Stability-indicating HPTLC assay for leuprolide acetate

A new stability-indicating HPTLC assay has been established for leuprolide acetate. Silica gel 60F(254) was used as stationary phase. Samples and reference standards were applied to the same precleaned and activated HPTLC plates and chromatography was performed in an automated multiple development chamber (AMD2) with five-step isocratic incremental multiple development with 1 min drying time between each step and layer conditioning with the mobile phase before each development. The mobile phase, ethyl acetate-methanol-25% aqueous ammonia, 60 + 30 + 10, resulted in dense, compact zones for the analyte and related substances. Leuprolide acetate was subjected to acidic, basic, and oxidative degradation.
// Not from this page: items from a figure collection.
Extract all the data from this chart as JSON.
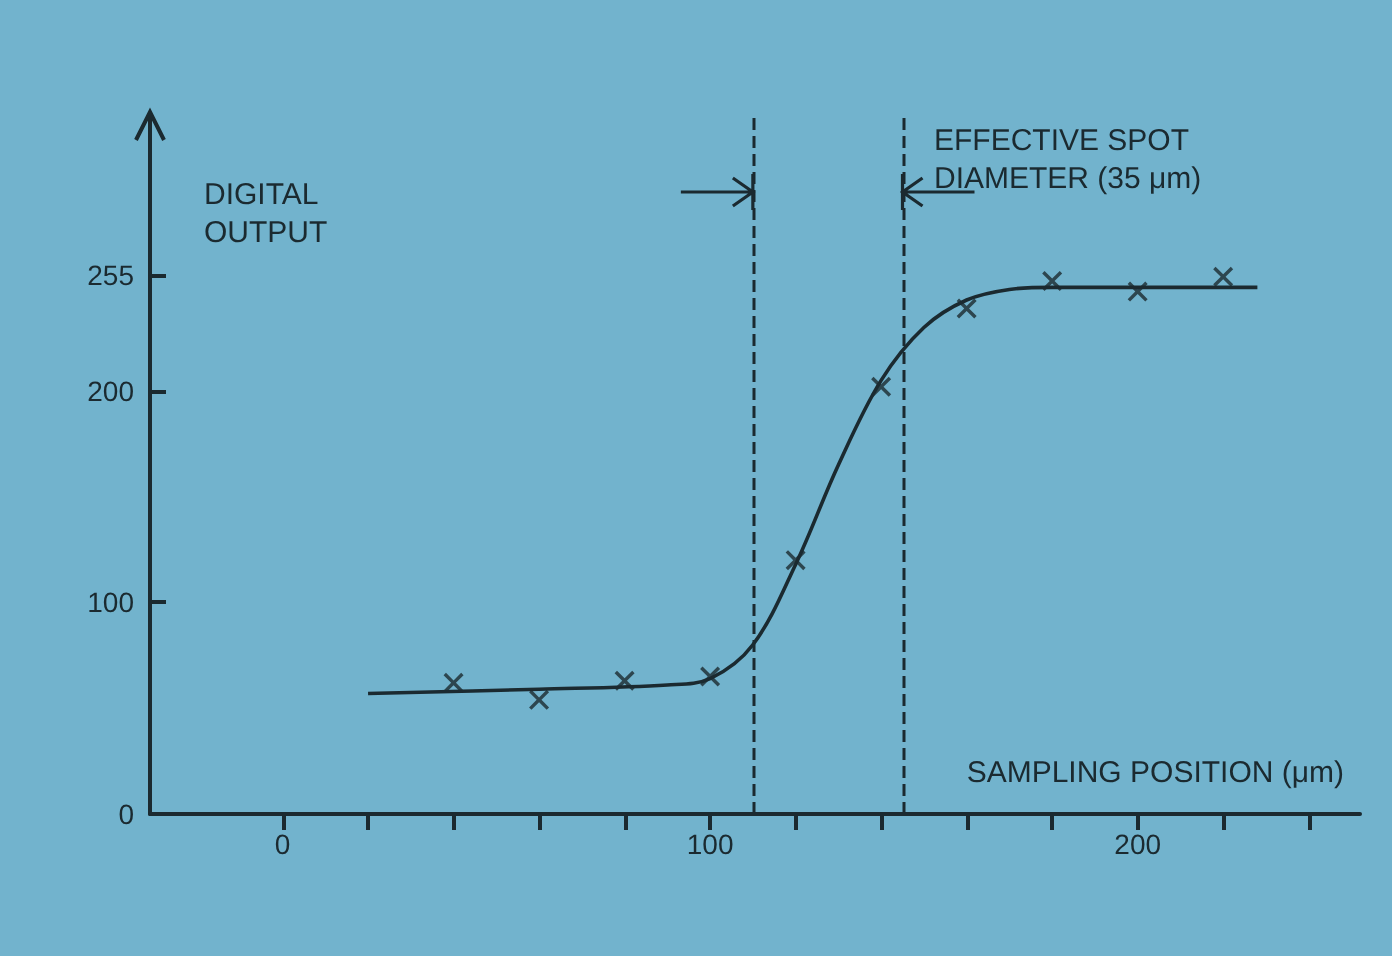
{
  "chart_data": {
    "type": "scatter",
    "xlabel": "SAMPLING POSITION (μm)",
    "ylabel": "DIGITAL OUTPUT",
    "xlim": [
      -31,
      252
    ],
    "ylim": [
      0,
      330
    ],
    "xticks": [
      {
        "value": 0,
        "label": "0"
      },
      {
        "value": 20,
        "label": null
      },
      {
        "value": 40,
        "label": null
      },
      {
        "value": 60,
        "label": null
      },
      {
        "value": 80,
        "label": null
      },
      {
        "value": 100,
        "label": "100"
      },
      {
        "value": 120,
        "label": null
      },
      {
        "value": 140,
        "label": null
      },
      {
        "value": 160,
        "label": null
      },
      {
        "value": 180,
        "label": null
      },
      {
        "value": 200,
        "label": "200"
      },
      {
        "value": 220,
        "label": null
      },
      {
        "value": 240,
        "label": null
      }
    ],
    "yticks": [
      0,
      100,
      200,
      255
    ],
    "grid": false,
    "series": [
      {
        "marker": "cross",
        "color": "#1b2a30",
        "x": [
          40,
          60,
          80,
          100,
          120,
          140,
          160,
          180,
          200,
          220
        ],
        "values": [
          62,
          54,
          63,
          65,
          120,
          202,
          239,
          252,
          247,
          254
        ]
      },
      {
        "type": "line",
        "marker": "none",
        "line_style": "solid",
        "color": "#1b2a30",
        "x": [
          20,
          60,
          90,
          100,
          110,
          120,
          130,
          140,
          150,
          160,
          170,
          180,
          228
        ],
        "values": [
          57,
          59,
          61,
          64,
          80,
          118,
          165,
          205,
          230,
          243,
          248,
          249,
          249
        ]
      }
    ],
    "ref_lines": [
      {
        "axis": "x",
        "value": 110,
        "line_style": "dashed",
        "color": "#1b2a30"
      },
      {
        "axis": "x",
        "value": 145,
        "line_style": "dashed",
        "color": "#1b2a30"
      }
    ],
    "annotations": [
      "EFFECTIVE SPOT DIAMETER (35 μm)"
    ]
  }
}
The peaks of the degradation products were well resolved from the main peak with significantly different migration distances. Densitometric evaluation was performed at lambda = 280 nm. The calibration function of the analyte was linear in the range 107-422 ng and the correlation coefficient was 0.9914. The limits of detection and quantitation were 25 and 107 ng, respectively. The recovery and relative standard deviation obtained from between-days analysis were 97.06-102.0% and 1.34-2.90%, respectively. The method was shown to be suitable for use as a stability-indicating analytical procedure for assay of leuprolide acetate. The method enables high throughput and is easy to perform.